This article describes the ModelOp Life Cycle (MLC) Manager and the MLC Process, and how they are used to drive automation and repeatability for a robust ModelOps program.
Table of Contents
The ModelOp Life Cycle Manager (MLC Manager) automates operations related to the deployment, monitoring, and governance of models so that you can get them into service quickly, keep track of how each model is performing, and have easy access to the entire history of each model. For a large enterprise, there are hundreds or thousands of models, each of which has differing business requirements and different pathways to production. The MLC Manager provides flexibility with how you manage and automate portions of a model’s life cycle to meet the disparate needs across groups -- all in a central, governed location.
There are two core concepts to how ModelOp Center achieves enterprise-scale automation and repeatability: the MLC Manager and the MLC Process. The subsequent sections provide more detail on each, and then dive into several scenarios of how to leverage the MLC Manager and MLC Processes.
The MLC Manager is a low-code automation framework that executes, monitors, and manages MLC Processes. The MLC Manager is built on top of Camunda: a leading Java-based framework supporting Business Process Model and Notation (BPMN) for workflow and process automation. The MLC Manager is the answer to a number of obstacles faced by teams:
Reduces the time it takes to get a model from the model factory into production by defining a consistent methodology within your business to move the model through each required step, and track its progress throughout your organization.
Scales the functions necessary to manage the hundreds or thousands of models across the enterprise, controlling the most important tasks and processes for a variety different models.
Incorporates visualization tools to display real-time status and availability of system processes and resources.
The MLC Process encodes and automates a set of steps in a model’s life cycle, which can range from model registration, to submitting models for full productionization, to continuous production testing, and eventual retirement. The MLC Manager executes and monitors each MLC Process, and automatically captures metadata and information about the model’s journey through the MLC Process.
An MLC Process can apply to an individual model or a set of models, using common criteria such as business unit, model language, or the model framework they employ. Regardless, the MLC Process provides the consistent methodology for managing the various pathways of a model’s journey in an enterprise, across all models and all groups. This could include highly regulated models that require strict government requirements, or rapid deployment internal-use-only models that require a minimal process.
A typical ModelOp Center implementation will have more than one MLC Process. Each MLC Process is defined in any BPMN compliant editor, such as Camunda Modeler, as a BPMN file.

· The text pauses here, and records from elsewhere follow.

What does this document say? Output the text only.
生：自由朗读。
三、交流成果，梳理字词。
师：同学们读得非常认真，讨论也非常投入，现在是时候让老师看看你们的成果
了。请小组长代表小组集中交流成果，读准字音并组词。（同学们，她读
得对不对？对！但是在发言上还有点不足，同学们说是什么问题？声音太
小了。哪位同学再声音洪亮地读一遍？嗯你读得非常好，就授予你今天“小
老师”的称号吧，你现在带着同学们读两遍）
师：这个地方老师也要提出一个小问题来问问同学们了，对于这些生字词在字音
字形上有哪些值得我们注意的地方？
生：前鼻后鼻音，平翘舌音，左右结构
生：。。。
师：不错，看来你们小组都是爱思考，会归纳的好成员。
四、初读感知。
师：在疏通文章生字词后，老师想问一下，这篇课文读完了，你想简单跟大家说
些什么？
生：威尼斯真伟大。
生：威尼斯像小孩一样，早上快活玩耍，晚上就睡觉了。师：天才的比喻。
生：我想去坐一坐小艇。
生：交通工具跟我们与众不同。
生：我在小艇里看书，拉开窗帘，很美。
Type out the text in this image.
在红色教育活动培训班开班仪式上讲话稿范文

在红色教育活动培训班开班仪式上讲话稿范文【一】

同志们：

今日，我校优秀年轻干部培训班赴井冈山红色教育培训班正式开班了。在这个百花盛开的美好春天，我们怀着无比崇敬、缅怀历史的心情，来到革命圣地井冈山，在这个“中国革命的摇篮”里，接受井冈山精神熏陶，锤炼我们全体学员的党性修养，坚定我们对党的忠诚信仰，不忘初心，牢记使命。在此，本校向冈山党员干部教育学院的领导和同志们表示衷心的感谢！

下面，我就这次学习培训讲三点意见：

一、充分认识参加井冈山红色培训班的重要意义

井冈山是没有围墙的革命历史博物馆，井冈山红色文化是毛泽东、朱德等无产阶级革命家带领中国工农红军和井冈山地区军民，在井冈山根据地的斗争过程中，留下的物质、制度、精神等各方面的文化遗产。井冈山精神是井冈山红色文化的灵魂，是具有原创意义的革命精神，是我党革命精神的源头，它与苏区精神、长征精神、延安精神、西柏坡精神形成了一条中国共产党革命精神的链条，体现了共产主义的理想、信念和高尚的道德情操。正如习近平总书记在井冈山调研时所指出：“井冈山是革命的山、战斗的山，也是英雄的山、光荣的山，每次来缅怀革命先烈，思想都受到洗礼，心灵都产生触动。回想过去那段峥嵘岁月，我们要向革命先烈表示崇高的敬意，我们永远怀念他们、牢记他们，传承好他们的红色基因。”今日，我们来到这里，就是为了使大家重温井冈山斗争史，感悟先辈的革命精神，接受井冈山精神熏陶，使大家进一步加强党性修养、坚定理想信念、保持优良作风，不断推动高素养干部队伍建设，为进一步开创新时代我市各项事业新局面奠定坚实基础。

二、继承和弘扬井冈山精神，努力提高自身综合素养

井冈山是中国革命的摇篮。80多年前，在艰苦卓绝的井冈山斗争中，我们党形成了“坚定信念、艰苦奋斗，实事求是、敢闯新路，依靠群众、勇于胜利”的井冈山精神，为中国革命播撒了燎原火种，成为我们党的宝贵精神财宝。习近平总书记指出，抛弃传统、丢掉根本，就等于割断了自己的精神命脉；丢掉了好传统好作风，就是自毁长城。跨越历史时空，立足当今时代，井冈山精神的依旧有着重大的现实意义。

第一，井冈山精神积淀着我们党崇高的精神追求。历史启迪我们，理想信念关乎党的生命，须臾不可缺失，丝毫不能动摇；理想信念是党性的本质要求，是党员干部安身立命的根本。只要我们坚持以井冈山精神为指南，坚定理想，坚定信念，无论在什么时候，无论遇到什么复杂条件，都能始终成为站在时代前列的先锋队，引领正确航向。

MLC Processes leverage the standard elements of a Camunda BPMN along with custom delegates that interface with ModelOp Center. This allows the flexibility to orchestrate complex operations within ModelOp Center. The common entities within an MLC Process include:
Signal events - events that initiate the MLC Process or trigger an action to occur from within an MLC. These can be triggered on events such as when a model is changed or based on a timer.
Tasks - there are a variety of tasks within an MLC Process:
User tasks - manual tasks for specific users to perform, such as approvals. These pause the progress of the workflow until completed.
External service calls - used to integrate and interact with other systems.
Script tasks - runs custom code including inline Groovy. Typically, you utilize variables and model metadata to determine parameters for calls to ModelOp Center.
ModelOp Center calls - specific calls to ModelOp Center that automate interactions with the model including Batch Jobs (see: Model Batch Jobs and Tests) and Model Deployments.
Gateway - decision logic gates that control the flow based on information in the process, such as model metadata, test results, etc.
The automated operations within an MLC Process include collecting key metrics to help calculate Key Performance Indicators (KPI), such as how long it takes to get Models into Business or get changes approved.
The MLC Manager provides flexibility with how you manage and automate the various life cycles of models across the enterprise. Each model in the enterprise can take a wide variety of paths to production, have different patterns for monitoring, and have various continuous improvement or retirement steps.
MLC Processes are often triggered by external events. Some typical examples of this include:
a model is marked ready for productionization
a time based event
new data arrives in a location
a notification is received
a manual intervention by a user
In fact, the ModelOp Command Center has several UI features that leverage MLC Processes under the hood, including submitting the model for productionization from the Model Details screen or executing a Batch Job from the Runtimes screen. As you can already tell, there are many ways to automatically do a variety of different things with MLC Processes. The following provides more details of these typical processes.
MLC Processes can automate the productionization of a model, regardless of whether the path to production is simple or complex. For example, you can use an MLC Process to deploy a newly registered model into your QA runtime, run the model through a series of tests, trigger an automated security scan, and seek appropriate approvals before it is deployed into Production. MLC Processes can be created in a flexible manner to meet the needs of your team. They can be configured to automatically locate an available runtime that is compatible with the current model, or a specific group of runtimes can be targeted by tags. See this article for more details on how this is accomplished. The example in On Model Changed includes these deployment pieces.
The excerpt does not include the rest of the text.